Descrição de chapéu Financial Times

Ghosn aluga apartamento e oferece uso de monitoramento eletrônico para deixar prisão

Ex-executivo da Nissan está preso em Tóquio desde 19 de novembro

Tóquio | Financial Times

Carlos Ghosn ofereceu às autoridades japonesas ações que detém da Nissan como garantia, a entrega do passaporte e usar monitoramento eletrônico, além de permanecer em um apartamento no Japão na tentativa de convencer a corte de Tóquio a liberá-lo da prisão em que está há 64 dias.

O ex-presidente da Nissan, que foi preso em 19 de novembro e teve novo pedido de liberdade rejeitado na semana passada, tomou outra medida inusual ao alugar, de dentro da prisão, um flat no qual ele se dispôs a viver enquanto aguarda julgamento.

O processo foi ainda mais difícil, disse uma pessoa de sua família, por causa da dificuldade de encontrar um corretor disposto a alugar um imóvel para um homem enfrentando acusações de má gestão financeira da Nissan e de procuradores.

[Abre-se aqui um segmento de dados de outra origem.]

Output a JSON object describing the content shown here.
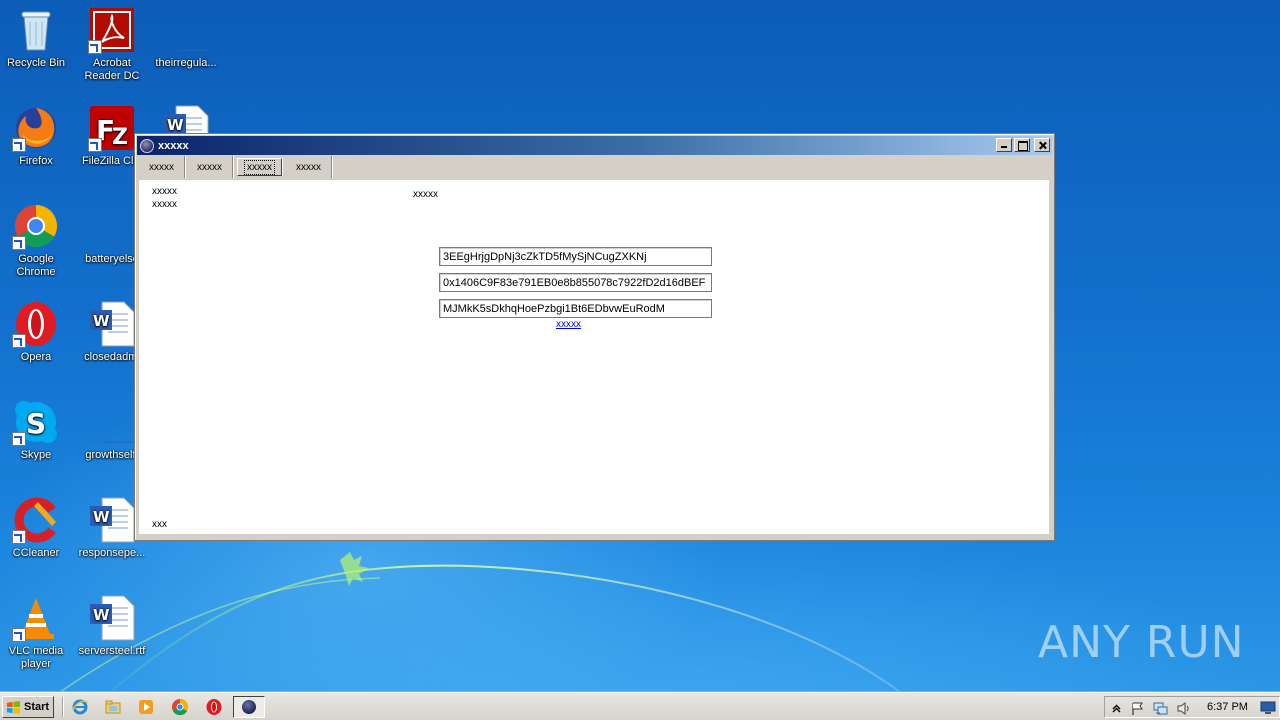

O apartamento alugado permite que Ghosn apresente um novo pedido de liberdade: na solicitação anterior, ele disse à corte que poderia viver sob a custódia da embaixada francesa em Tóquio –o plano fez com que procuradores alertassem a Justiça japonesa para o risco de que seu mais famoso prisioneiro pudesse ganhar asilo permanente da Justiça.

Em um comunicado divulgado por sua família neste domingo (20), Ghosn foi enfático ao dizer que, em qualquer situação, ele estaria determinado a se apresentar ao tribunal.

“Eu não sou culpado das acusações contra mim e espero depender a minha reputação no tribunal; nada é mais importante para mim e para minha família”, disse.

Ghosn é alvo de três acusações, por abuso de confiança e outras infrações financeiras, como por supostamente transferir temporariamente perdas pessoais com investimentos para a Nissan e por ocultar parte sua renda durante três anos. Ele nega todas as acusações.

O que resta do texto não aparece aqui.